Published on November 7, 2005 at 4:45 AM · No Comments

A team of researchers led by scientists at Memorial Sloan-Kettering Cancer Center have discovered that a new class of drugs -- now in early stage clinical trials -- work best in patients with mutations in the BRAF gene.

BRAF is a protein that plays a central role in the growth and survival of cancer cells and is mutated in the majority of patients with melanoma and in a minority of patients with colon, breast, and lung cancers. The findings, available in an advance online publication of Nature, represent a potential targeted therapy tailored for patients whose tumors contain this mutation.

The researchers found that drugs that inhibit a protein called MEK selectively inhibited the growth of cancer cells lines and tumors that have a mutated BRAF gene. One of these drugs, PD0325901 (developed by Pfizer Research and Development), is now being tested in clinical trials of patients with melanoma, colon, breast, and lung cancers. In addition, by re-analyzing the data on more than 42,000 compounds tested by the National Cancer Institute against a panel of 60 cancer cell lines, the investigators were able to identify a small number of other compounds that also selectively inhibit tumors that have the BRAF mutation. While the mechanism of action of some of these compounds has yet to be determined, several of the most effective compounds were also inhibitors of the MEK protein.

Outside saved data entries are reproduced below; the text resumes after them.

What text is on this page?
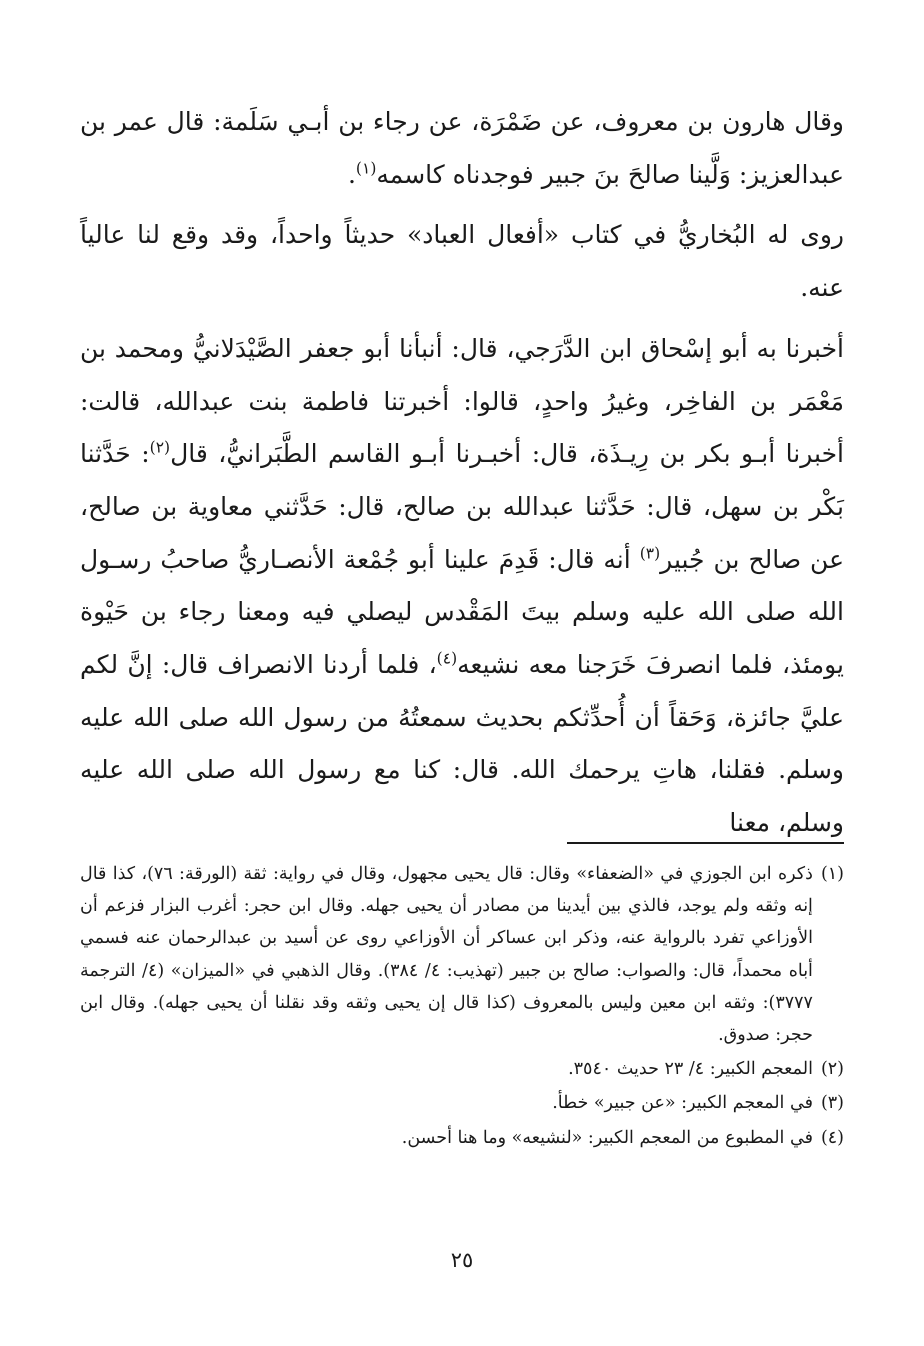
وقال هارون بن معروف، عن ضَمْرَة، عن رجاء بن أبـي سَلَمة: قال عمر بن عبدالعزيز: وَلَّينا صالحَ بنَ جبير فوجدناه كاسمه$^{(١)}$.

روى له البُخاريُّ في كتاب «أفعال العباد» حديثاً واحداً، وقد وقع لنا عالياً عنه.

أخبرنا به أبو إسْحاق ابن الدَّرَجي، قال: أنبأنا أبو جعفر الصَّيْدَلانيُّ ومحمد بن مَعْمَر بن الفاخِر، وغيرُ واحدٍ، قالوا: أخبرتنا فاطمة بنت عبدالله، قالت: أخبرنا أبـو بكر بن رِيـذَة، قال: أخبـرنا أبـو القاسم الطَّبَرانيُّ، قال$^{(٢)}$: حَدَّثنا بَكْر بن سهل، قال: حَدَّثنا عبدالله بن صالح، قال: حَدَّثني معاوية بن صالح، عن صالح بن جُبير$^{(٣)}$ أنه قال: قَدِمَ علينا أبو جُمْعة الأنصـاريُّ صاحبُ رسـول الله صلى الله عليه وسلم بيتَ المَقْدس ليصلي فيه ومعنا رجاء بن حَيْوة يومئذ، فلما انصرفَ خَرَجنا معه نشيعه$^{(٤)}$، فلما أردنا الانصراف قال: إنَّ لكم عليَّ جائزة، وَحَقاً أن أُحدِّثكم بحديث سمعتُهُ من رسول الله صلى الله عليه وسلم. فقلنا، هاتِ يرحمك الله. قال: كنا مع رسول الله صلى الله عليه وسلم، معنا

(١)
ذكره ابن الجوزي في «الضعفاء» وقال: قال يحيى مجهول، وقال في رواية: ثقة (الورقة: ٧٦)، كذا قال إنه وثقه ولم يوجد، فالذي بين أيدينا من مصادر أن يحيى جهله. وقال ابن حجر: أغرب البزار فزعم أن الأوزاعي تفرد بالرواية عنه، وذكر ابن عساكر أن الأوزاعي روى عن أسيد بن عبدالرحمان عنه فسمي أباه محمداً، قال: والصواب: صالح بن جبير (تهذيب: ٤/ ٣٨٤). وقال الذهبي في «الميزان» (٤/ الترجمة ٣٧٧٧): وثقه ابن معين وليس بالمعروف (كذا قال إن يحيى وثقه وقد نقلنا أن يحيى جهله). وقال ابن حجر: صدوق.
(٢)
المعجم الكبير: ٤/ ٢٣ حديث ٣٥٤٠.
(٣)
في المعجم الكبير: «عن جبير» خطأ.
(٤)
في المطبوع من المعجم الكبير: «لنشيعه» وما هنا أحسن.
٢٥
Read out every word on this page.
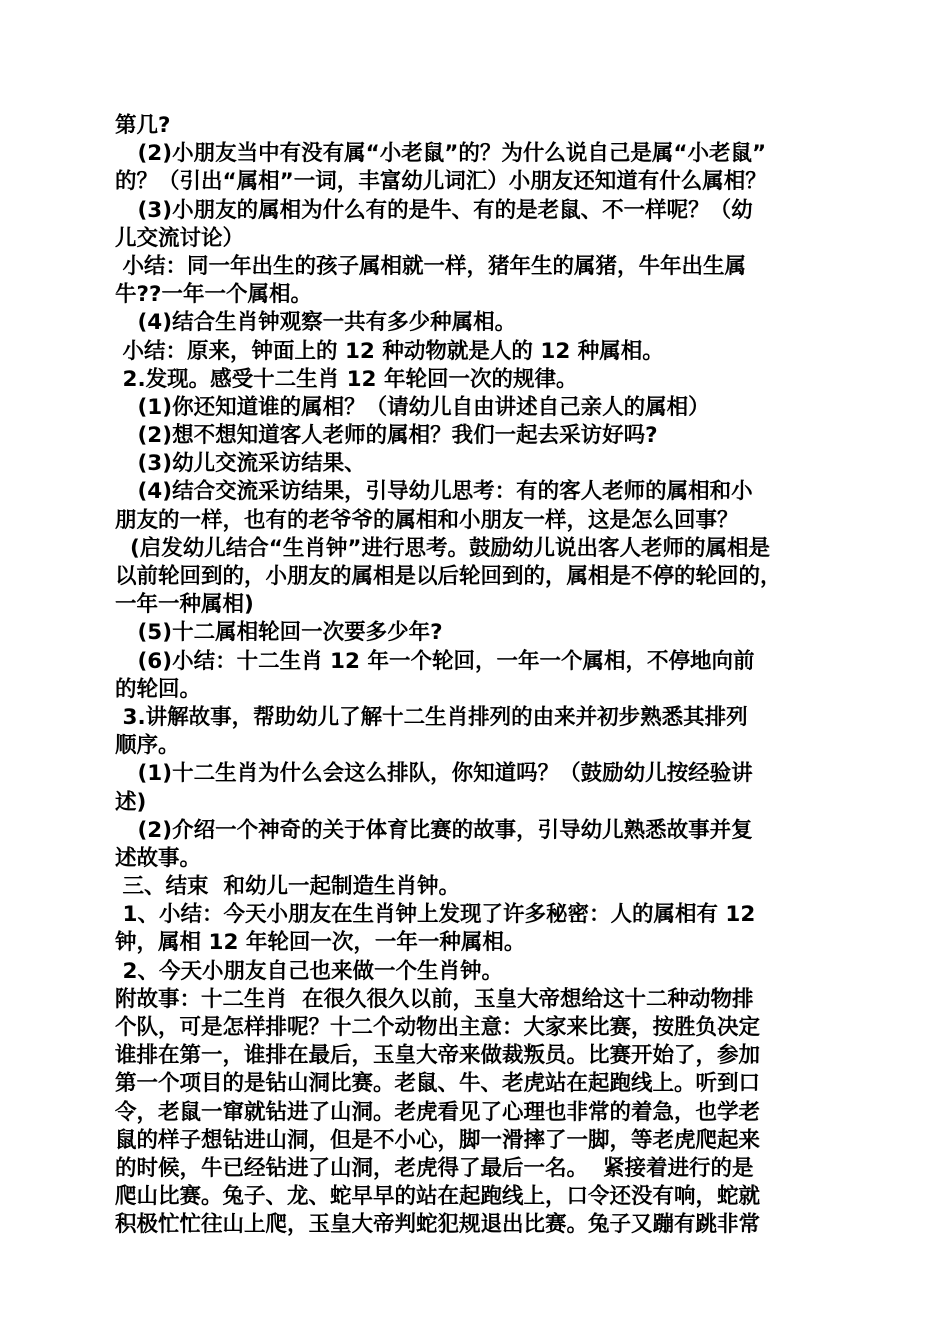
第几?
(2)小朋友当中有没有属“小老鼠”的？为什么说自己是属“小老鼠”
的？（引出“属相”一词，丰富幼儿词汇）小朋友还知道有什么属相？
(3)小朋友的属相为什么有的是牛、有的是老鼠、不一样呢？（幼
儿交流讨论）
小结：同一年出生的孩子属相就一样，猪年生的属猪，牛年出生属
牛??一年一个属相。
(4)结合生肖钟观察一共有多少种属相。
小结：原来，钟面上的 12 种动物就是人的 12 种属相。
2.发现。感受十二生肖 12 年轮回一次的规律。
(1)你还知道谁的属相？（请幼儿自由讲述自己亲人的属相）
(2)想不想知道客人老师的属相？我们一起去采访好吗?
(3)幼儿交流采访结果、
(4)结合交流采访结果，引导幼儿思考：有的客人老师的属相和小
朋友的一样，也有的老爷爷的属相和小朋友一样，这是怎么回事？
(启发幼儿结合“生肖钟”进行思考。鼓励幼儿说出客人老师的属相是
以前轮回到的，小朋友的属相是以后轮回到的，属相是不停的轮回的，
一年一种属相)
(5)十二属相轮回一次要多少年?
(6)小结：十二生肖 12 年一个轮回，一年一个属相，不停地向前
的轮回。
3.讲解故事，帮助幼儿了解十二生肖排列的由来并初步熟悉其排列
顺序。
(1)十二生肖为什么会这么排队，你知道吗？（鼓励幼儿按经验讲
述)
(2)介绍一个神奇的关于体育比赛的故事，引导幼儿熟悉故事并复
述故事。
三、结束  和幼儿一起制造生肖钟。
1、小结：今天小朋友在生肖钟上发现了许多秘密：人的属相有 12
钟，属相 12 年轮回一次，一年一种属相。
2、今天小朋友自己也来做一个生肖钟。
附故事：十二生肖  在很久很久以前，玉皇大帝想给这十二种动物排
个队，可是怎样排呢？十二个动物出主意：大家来比赛，按胜负决定
谁排在第一，谁排在最后，玉皇大帝来做裁叛员。比赛开始了，参加
第一个项目的是钻山洞比赛。老鼠、牛、老虎站在起跑线上。听到口
令，老鼠一窜就钻进了山洞。老虎看见了心理也非常的着急，也学老
鼠的样子想钻进山洞，但是不小心，脚一滑摔了一脚，等老虎爬起来
的时候，牛已经钻进了山洞，老虎得了最后一名。  紧接着进行的是
爬山比赛。兔子、龙、蛇早早的站在起跑线上，口令还没有响，蛇就
积极忙忙往山上爬，玉皇大帝判蛇犯规退出比赛。兔子又蹦有跳非常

"We find that all tumors with the BRAF mutation and some with the RAS mutation are sensitive to drugs that inhibit MEK," explained Dr. Neal Rosen, Professor of Medicine and a member and laboratory head in the Molecular Pharmacology and Chemistry Program at Memorial Sloan-Kettering and the study's senior author. "Translating these findings into a strategy for treating patients whose tumors are dependent upon this specific genetic change is the next step, and such clinical trials are now ongoing."